JH: O espaço público não é acolhedor para as mulheres, desde que o mundo é mundo é assim. À elas ficou reservado o ambiente privado, onde elas vão fazer mil coisas sem receber por isso. As mulheres foram ocupando os espaços públicos como resistência e para a sobrevivência também. Podemos dizer que o espaço público é avesso às mulheres.
CC: O seu estudo é na periferia. Há um diferença da mobilidade entre mulheres ricas e pobres?
JH: Sim. As mulheres brancas e de classe social abastada moram no centro, escolhem o tipo de transporte que vão utilizar, muitas vezes nem sabe quais ônibus que fazem chegar na casa delas. Elas moram em bairros com ruas iluminadas, há mais segurança, as ruas são bem asfaltadas, com calçadas. Os bairros periféricos são um problema social em si. A estratégia do poder público com esses locais é muito perversa, porque espera que esses bairros se formem para depois levar alguma coisa, que é sempre pouca, e cuja a reivindicação é mobilizada pelas mulheres.
CC: Na periferia os homens não vivem dificuldades semelhantes?
JH: A pesquisa de origem e destino elaborada pelo Metrô comprova que os transporte público é homogêneo, mas o cotidiano é heterogêneo. Os homens usam mais o carro, as mulheres andam mais a pé e se locomovem de maneira muito mais diversa, especialmente porque os cuidados e a gerência da vida da família é feita por elas, então elas sentem e experimentam a cidade de um jeito muito mais integral do que os homens.
Não podemos pensar a mobilidade urbana a partir de um sujeito universal, do homem. A experiência da vida não funciona assim. O urbanismo já está discutindo isso, mas na mobilidade ainda é incipiente. Precisamos discutir a diferença funcional dos espaços públicos, e as mulheres têm um comportamento menos uniforme.

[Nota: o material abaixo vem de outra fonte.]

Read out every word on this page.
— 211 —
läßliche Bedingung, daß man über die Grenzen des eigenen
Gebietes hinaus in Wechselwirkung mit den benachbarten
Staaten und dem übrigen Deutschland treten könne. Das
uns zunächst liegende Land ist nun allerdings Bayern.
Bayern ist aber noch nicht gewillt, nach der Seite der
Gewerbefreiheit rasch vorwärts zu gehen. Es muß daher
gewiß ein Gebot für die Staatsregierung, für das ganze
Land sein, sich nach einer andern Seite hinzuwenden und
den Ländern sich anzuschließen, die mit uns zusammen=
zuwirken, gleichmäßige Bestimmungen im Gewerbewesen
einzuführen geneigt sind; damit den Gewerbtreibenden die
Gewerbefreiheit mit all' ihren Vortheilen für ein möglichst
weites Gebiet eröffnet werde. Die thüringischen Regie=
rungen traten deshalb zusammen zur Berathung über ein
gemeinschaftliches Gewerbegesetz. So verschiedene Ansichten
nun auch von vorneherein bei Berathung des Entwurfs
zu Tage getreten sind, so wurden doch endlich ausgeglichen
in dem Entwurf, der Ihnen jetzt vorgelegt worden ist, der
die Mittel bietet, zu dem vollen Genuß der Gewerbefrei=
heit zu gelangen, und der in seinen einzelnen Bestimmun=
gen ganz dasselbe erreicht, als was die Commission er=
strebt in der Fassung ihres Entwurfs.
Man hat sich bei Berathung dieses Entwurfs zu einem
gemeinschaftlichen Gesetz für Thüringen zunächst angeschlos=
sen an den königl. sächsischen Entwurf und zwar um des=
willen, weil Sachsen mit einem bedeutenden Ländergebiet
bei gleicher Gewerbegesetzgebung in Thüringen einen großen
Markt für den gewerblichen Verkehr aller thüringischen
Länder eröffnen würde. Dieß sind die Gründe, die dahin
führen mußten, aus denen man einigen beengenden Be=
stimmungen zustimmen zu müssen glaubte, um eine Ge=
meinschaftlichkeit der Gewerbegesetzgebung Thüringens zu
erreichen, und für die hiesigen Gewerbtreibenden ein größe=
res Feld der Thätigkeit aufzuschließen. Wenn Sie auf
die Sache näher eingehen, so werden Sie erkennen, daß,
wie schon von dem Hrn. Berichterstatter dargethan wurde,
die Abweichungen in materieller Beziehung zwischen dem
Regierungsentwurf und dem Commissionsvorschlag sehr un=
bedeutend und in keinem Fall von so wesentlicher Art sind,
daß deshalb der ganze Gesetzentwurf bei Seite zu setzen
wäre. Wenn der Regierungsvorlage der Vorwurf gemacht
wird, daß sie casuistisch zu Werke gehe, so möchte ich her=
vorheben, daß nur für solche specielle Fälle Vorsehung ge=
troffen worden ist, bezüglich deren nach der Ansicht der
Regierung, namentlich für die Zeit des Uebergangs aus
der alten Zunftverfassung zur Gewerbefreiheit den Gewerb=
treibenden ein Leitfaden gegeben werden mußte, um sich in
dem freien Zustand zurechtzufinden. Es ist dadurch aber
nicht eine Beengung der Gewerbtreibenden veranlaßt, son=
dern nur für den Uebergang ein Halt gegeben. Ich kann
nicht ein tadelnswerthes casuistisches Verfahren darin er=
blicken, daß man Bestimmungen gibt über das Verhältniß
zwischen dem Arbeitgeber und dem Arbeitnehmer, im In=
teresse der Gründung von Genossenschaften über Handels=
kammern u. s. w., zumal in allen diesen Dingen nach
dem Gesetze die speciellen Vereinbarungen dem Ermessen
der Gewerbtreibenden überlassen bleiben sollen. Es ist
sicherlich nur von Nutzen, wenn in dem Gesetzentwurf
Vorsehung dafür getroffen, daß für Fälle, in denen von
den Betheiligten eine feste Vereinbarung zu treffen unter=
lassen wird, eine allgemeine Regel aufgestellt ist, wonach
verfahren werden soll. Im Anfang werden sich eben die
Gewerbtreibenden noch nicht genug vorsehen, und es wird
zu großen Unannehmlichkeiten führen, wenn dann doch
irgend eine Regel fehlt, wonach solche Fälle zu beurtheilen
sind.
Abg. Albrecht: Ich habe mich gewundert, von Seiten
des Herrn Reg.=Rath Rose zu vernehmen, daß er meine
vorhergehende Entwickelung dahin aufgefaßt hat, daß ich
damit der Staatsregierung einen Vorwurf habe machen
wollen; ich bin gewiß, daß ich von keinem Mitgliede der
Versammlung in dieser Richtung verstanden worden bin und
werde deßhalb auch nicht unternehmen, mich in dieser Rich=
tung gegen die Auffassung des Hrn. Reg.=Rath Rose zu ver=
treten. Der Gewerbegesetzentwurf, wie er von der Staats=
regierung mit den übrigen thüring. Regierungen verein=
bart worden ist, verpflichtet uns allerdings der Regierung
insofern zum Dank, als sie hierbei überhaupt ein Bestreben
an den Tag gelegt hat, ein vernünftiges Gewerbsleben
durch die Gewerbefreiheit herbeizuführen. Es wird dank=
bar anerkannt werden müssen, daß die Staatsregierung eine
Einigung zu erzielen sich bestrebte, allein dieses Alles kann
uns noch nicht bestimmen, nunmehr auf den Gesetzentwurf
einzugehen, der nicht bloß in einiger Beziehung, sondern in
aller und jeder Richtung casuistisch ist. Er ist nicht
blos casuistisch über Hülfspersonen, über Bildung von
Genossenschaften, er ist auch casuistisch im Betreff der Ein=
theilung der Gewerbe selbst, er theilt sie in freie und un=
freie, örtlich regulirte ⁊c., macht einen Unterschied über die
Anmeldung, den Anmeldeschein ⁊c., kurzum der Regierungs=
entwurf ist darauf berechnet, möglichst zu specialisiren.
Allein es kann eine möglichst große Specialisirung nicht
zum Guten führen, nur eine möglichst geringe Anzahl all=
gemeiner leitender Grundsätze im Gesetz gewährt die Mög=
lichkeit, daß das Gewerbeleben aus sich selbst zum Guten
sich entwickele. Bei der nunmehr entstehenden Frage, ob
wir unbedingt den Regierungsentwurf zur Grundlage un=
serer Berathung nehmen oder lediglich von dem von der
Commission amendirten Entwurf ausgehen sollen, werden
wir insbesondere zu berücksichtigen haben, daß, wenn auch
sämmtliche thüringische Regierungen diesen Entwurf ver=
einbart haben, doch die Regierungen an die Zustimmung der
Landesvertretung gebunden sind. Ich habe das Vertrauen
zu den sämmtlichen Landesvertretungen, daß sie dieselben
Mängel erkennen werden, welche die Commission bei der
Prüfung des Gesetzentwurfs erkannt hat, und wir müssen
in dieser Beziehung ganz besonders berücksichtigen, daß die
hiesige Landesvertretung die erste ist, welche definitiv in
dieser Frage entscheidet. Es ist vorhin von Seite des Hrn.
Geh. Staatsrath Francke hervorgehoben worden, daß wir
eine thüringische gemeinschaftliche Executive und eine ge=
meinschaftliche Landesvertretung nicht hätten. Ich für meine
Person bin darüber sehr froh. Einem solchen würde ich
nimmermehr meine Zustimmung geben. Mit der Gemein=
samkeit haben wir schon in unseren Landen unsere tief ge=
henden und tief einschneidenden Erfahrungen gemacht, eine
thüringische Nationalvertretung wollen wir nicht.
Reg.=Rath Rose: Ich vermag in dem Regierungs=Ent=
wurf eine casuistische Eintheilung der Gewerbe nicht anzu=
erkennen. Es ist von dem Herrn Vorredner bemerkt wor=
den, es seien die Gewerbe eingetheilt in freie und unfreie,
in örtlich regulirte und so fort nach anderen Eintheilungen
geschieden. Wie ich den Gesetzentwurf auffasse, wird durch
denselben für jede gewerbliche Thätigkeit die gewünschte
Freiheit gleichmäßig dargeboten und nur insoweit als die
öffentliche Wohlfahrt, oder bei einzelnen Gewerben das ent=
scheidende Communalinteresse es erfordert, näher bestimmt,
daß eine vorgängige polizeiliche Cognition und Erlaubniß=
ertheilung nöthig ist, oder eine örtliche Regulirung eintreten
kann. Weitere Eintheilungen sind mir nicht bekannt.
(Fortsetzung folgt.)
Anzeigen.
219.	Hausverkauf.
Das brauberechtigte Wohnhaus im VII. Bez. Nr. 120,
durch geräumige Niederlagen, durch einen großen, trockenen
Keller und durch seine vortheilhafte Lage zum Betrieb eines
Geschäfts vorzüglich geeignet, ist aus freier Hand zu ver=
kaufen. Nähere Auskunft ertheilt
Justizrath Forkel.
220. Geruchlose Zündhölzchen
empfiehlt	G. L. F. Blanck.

O problema dos cuidados é algo central. Está naturalizado que elas têm de tomar conta de tudo e de todos, e não se dá nem suporte para isso. A mobilidade para a mulher é muito complexa, levando em conta essas múltiplas responsabilidades que foram historicamente legadas a elas. E nós sabemos que a mobilidade é umas das coisas que mais incidem na qualidade de vida, especialmente nos grandes centros urbanos.